Un jour au retour de l’école, au moment où je sortais de l’autobus, une émotion a fait surface : j’étais authentiquement bien. J’étais à MA place. Comme j’étais très proche d’Alice, je lui ai fait immédiatement part de mes sentiments. Je savais aussi qu’en septembre prochain, Alice retournerait sur les bancs d’école afin de devenir enseignante diplômée. L’école se retrouverait donc en manque d’un enseignant d’anglais et du fait même d’un directeur. J’ai alors proposé l’idée ridicule de prendre la place d’Alice pendant son absence. À l’inverse de la réaction que je m’attendais, Alice a accueilli ma suggestion comme une vraie bénédiction.

Cette décision impliquait beaucoup de changements et impactait directement mon aventure, je devais par conséquent m’assurer que c’était vraiment ce que je voulais faire. J’avais besoin d’un moment seul à réfléchir. Je devais provoquer le déséquilibre pour me rapprocher de mes sentiments et mieux comprendre mon instinct. Après seulement quelques semaines en Tanzanie, j’ai su que ce serait la bonne décision. Voici pourquoi.

Prendre la bonne décision

Comme je vous en ai déjà parlé dans mon article « Q & R : Pourquoi tout vendre et voyager? », mon aventure Aider Sans Compter allait, entre autres, me permettre d’identifier de nouveaux ancrages sacrés. Je savais déjà que pour être heureux, je devais côtoyer des enfants sur une base régulière et que je devais avoir un impact positif chez les autres (les inspirer). Depuis octobre 2016, plusieurs autres ancrages sacrés ont fait surface. Les deux plus marqués sont que je suis épuisé de fuir (ma vie précédente pourrait littéralement se diviser en cycles de 2-3 ans) et que je veux développer un sentiment d’appartenance. Nécessairement, ce n’est pas en ne restant quelques jours à un endroit lors de mes déplacements, ni même en n’habitant un mois à un autre lors de mon bénévolat, que je réponds à ces nouveaux ancrages sacrés.

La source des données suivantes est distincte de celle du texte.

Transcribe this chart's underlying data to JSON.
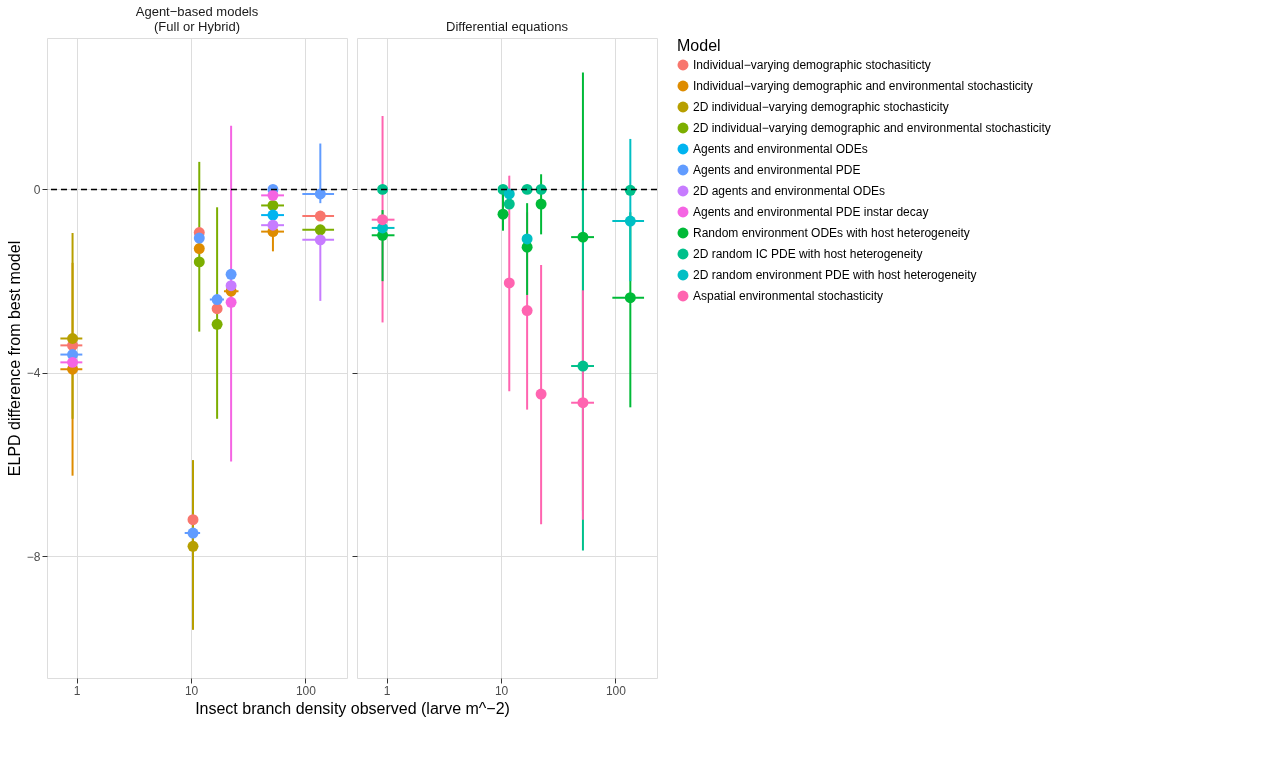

Mon implication dans cette école toutefois répondra à ces trois importants ancrages sacrés. Et puis, en tant que professeur, j’inspirerai plusieurs jeunes âmes et je donnerai non seulement ce qu’il y a de plus précieux dans la vie, la connaissance, mais surtout, je leur ouvrirai la plus grande des portes pour l’avenir d’un Africain : l’anglais. Avec cette langue, ils et elles décupleront leurs possibilités de carrière et se donneront le droit de rêver.

Comme vous le savez déjà, mon plan initial était de continuer jusqu’en Inde, en passant par le Rwanda, l’Ouganda, le Kenya et l’Éthiopie. Même si la découverte de ces pays m’excite, je réalise que ce qui m’allume le plus de mon aventure c’est le côté humanitaire; donner et inspirer occupe une plus grande place dans mon cœur pour le moment. D’autre part, avec la réalisation dernièrement de mon seul rêve planifié, l’accès au camp de réfugié(e)s de Nyarugusu (voir l’article), j’ai un grand sentiment d’accomplissement et de réussite qui m’envahis et qui fait émerger de nouveaux rêves différents de ceux préalablement chéris.

Avec le temps aussi, j’ai perdu cette naïveté que j’avais dans les débuts de mon aventure. J’ai perdu ce regard sur le quotidien du voyage qui me poussait à interagir avec tout le monde et n’importe qui. Inconsciemment, je m’isole au nouveau et m’éloigne de l’émerveillement de la découverte. Et, finalement, j’ai une aversion grandissante à l’égard du racisme africain (voir l’article).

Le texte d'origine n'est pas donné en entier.